Blog, Industrie 4.0

#436 – Glückliche «Alte»

Früher war alles besser
«Die verzagte Generation: Früher war alles besser, sagen heute nicht mehr die «Alten» – sondern das denken insgeheim die Jungen» Nach den Klimastreiks und Corona ist es ruhig geworden um die junge Generation. Von der Politik wird sie derweil immer deutlicher benachteiligt, zugunsten der Babyboomer. Was für Auswirkungen hat das auf die Weltsicht junger Menschen? Davon handelt der Beitrag von Patrizia Messmer und Alain Zucker, NZZ am Sonntag vom 6. September 2025. Wir «Alten» (Babyboomer) haben Glück gehabt. In der Zeit nach dem zweiten Weltkrieg ging es wirtschaftlich und finanziell für die meisten von uns nur aufwärts.
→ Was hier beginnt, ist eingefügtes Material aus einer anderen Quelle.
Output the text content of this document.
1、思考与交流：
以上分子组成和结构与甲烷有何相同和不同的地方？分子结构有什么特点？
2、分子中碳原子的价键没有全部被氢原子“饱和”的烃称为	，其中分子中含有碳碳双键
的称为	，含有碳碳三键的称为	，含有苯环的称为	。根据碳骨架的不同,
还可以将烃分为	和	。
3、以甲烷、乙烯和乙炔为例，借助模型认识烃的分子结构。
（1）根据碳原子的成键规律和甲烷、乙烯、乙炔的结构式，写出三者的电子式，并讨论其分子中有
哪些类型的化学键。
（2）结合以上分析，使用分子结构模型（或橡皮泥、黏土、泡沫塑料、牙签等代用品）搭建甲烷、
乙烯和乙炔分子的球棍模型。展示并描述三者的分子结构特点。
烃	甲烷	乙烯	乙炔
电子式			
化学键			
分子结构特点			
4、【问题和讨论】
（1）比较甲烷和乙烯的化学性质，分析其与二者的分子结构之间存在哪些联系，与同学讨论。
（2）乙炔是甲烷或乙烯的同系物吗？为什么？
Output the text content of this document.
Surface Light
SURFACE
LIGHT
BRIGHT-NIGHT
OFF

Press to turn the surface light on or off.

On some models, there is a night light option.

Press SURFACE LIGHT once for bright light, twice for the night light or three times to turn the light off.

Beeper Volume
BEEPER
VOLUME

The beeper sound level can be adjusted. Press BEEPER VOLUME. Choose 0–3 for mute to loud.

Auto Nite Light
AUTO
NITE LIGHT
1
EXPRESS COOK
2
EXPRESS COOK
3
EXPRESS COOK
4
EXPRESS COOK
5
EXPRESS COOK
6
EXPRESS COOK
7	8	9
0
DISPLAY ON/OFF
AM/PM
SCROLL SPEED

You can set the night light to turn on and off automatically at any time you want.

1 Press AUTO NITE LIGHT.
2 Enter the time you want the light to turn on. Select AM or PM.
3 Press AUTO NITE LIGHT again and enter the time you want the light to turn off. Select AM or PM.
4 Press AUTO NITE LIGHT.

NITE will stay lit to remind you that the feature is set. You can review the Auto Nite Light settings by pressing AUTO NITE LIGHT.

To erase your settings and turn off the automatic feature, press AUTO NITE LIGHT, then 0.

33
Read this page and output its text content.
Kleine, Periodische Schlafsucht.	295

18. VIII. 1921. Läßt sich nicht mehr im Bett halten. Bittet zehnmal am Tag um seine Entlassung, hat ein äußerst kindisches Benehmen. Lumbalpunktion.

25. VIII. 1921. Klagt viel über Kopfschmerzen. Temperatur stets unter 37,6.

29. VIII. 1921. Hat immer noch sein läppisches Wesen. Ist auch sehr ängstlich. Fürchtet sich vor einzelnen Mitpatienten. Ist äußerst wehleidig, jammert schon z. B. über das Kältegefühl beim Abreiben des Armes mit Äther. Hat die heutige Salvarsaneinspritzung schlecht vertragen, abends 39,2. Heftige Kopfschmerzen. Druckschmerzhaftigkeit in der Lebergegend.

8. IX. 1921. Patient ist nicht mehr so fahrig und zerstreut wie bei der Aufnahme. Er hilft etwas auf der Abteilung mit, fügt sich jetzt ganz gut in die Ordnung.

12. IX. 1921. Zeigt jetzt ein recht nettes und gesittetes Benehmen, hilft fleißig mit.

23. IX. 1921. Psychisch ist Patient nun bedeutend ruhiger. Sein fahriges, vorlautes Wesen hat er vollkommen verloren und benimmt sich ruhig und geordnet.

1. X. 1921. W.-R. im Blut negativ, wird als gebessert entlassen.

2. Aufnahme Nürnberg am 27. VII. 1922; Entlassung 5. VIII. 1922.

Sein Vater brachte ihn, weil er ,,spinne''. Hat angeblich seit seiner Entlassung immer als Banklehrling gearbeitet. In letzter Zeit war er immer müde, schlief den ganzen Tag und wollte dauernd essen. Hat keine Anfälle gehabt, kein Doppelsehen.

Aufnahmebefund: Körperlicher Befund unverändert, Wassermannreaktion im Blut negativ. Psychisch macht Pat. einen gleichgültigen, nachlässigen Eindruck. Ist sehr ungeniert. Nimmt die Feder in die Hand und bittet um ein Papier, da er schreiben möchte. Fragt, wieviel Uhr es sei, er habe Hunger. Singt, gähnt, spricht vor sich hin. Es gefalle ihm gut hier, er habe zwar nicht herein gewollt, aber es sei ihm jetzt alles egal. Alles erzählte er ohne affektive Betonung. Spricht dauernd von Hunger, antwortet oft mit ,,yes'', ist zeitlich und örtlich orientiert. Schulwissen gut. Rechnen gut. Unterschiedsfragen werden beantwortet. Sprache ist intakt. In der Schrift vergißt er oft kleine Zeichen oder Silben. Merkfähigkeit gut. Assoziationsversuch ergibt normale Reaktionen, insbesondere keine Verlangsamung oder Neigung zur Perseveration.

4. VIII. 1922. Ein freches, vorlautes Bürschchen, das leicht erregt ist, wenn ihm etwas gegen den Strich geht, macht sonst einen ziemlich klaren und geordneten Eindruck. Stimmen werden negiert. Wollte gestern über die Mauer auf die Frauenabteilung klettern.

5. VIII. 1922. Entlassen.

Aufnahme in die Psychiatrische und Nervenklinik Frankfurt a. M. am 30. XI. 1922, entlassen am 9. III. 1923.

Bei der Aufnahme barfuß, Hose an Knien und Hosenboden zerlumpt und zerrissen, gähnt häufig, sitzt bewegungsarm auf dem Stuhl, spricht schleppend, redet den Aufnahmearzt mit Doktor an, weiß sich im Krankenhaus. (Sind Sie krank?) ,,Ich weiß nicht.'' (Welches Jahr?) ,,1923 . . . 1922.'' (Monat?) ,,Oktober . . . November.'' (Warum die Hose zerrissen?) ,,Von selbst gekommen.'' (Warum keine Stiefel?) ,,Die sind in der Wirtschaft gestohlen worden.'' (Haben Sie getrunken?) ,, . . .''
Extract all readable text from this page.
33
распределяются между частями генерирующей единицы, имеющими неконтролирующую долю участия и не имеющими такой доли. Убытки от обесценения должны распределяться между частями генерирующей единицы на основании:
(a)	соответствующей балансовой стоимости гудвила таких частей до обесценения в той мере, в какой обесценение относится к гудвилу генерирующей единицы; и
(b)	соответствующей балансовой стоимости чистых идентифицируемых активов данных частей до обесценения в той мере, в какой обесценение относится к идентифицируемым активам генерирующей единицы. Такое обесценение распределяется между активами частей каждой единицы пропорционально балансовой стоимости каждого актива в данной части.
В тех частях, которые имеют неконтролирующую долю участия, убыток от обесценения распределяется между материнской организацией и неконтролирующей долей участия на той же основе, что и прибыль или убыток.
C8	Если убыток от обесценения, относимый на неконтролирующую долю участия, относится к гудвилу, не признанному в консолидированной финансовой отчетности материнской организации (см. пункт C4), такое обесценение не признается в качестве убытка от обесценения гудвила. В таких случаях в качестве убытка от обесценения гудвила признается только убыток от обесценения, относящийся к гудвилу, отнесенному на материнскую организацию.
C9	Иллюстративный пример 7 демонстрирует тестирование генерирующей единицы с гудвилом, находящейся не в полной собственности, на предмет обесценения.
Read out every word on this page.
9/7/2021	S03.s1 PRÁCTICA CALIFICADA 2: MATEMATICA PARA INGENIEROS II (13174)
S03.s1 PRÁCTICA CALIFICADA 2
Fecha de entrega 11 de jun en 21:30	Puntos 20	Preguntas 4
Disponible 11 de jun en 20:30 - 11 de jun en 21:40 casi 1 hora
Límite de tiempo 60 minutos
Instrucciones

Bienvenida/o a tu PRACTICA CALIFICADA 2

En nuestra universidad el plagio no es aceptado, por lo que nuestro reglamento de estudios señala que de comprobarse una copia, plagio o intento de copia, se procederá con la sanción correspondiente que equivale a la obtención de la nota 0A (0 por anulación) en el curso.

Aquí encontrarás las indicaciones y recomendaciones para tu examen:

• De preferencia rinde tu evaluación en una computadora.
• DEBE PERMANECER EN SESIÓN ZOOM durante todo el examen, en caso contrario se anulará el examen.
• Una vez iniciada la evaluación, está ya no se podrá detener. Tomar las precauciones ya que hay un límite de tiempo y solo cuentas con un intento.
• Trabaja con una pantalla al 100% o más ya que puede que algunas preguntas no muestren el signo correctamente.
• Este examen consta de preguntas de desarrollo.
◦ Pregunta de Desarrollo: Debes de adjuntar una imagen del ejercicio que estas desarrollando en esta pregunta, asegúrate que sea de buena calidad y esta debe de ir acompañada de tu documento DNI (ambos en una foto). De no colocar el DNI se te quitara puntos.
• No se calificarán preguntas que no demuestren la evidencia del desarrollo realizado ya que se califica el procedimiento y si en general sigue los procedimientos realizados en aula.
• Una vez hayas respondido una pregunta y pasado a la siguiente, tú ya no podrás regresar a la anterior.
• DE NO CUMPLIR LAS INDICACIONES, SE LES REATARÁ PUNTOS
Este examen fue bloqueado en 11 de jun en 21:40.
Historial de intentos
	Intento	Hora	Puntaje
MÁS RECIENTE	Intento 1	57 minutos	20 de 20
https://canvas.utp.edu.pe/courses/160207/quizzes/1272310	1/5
Wir konnten von unseren Eltern ein Vermögen erben und leben in sicheren Verhältnissen. Das Thema, dass Babyboomer nur auf sich selbst schauen – und Politik für die Alten machen, treibt die Jungen um. Es reicht von den Corona-Massnahmen bis zur 13. AHV-Rente, von der Abschaffung des Eigenmietwertes für Hauseigentümer bis zum Versuch, die Renten für Ehepaare zu erhöhen. Sie sehen, wo die Prioritäten liegen – sicher nicht bei ihnen. Statt des Klimas werden die Renten geschützt, dass Politiker das Wort «Generationengerechtigkeit» in den Mund nehmen, während sie den Jungen immer mehr Lasten aufbürden, halten viele nur noch für zynisch. Spricht man mit ihnen über ihren Frust, schwingt da auch immer eine Prise Eifersucht auf die Boomer mit, auf eine Zeit, die man selbst nie erlebt hat, aber von den Eltern und Grosseltern kennt. Es gibt unter den Jungen einen gewissen Neid auf die Stabilität, die die Boomer erlebt haben. Die Karriere war planbar, das Leben angenehm, gerade für die Männer, die nach Feierabend die Beine hochlagern konnten.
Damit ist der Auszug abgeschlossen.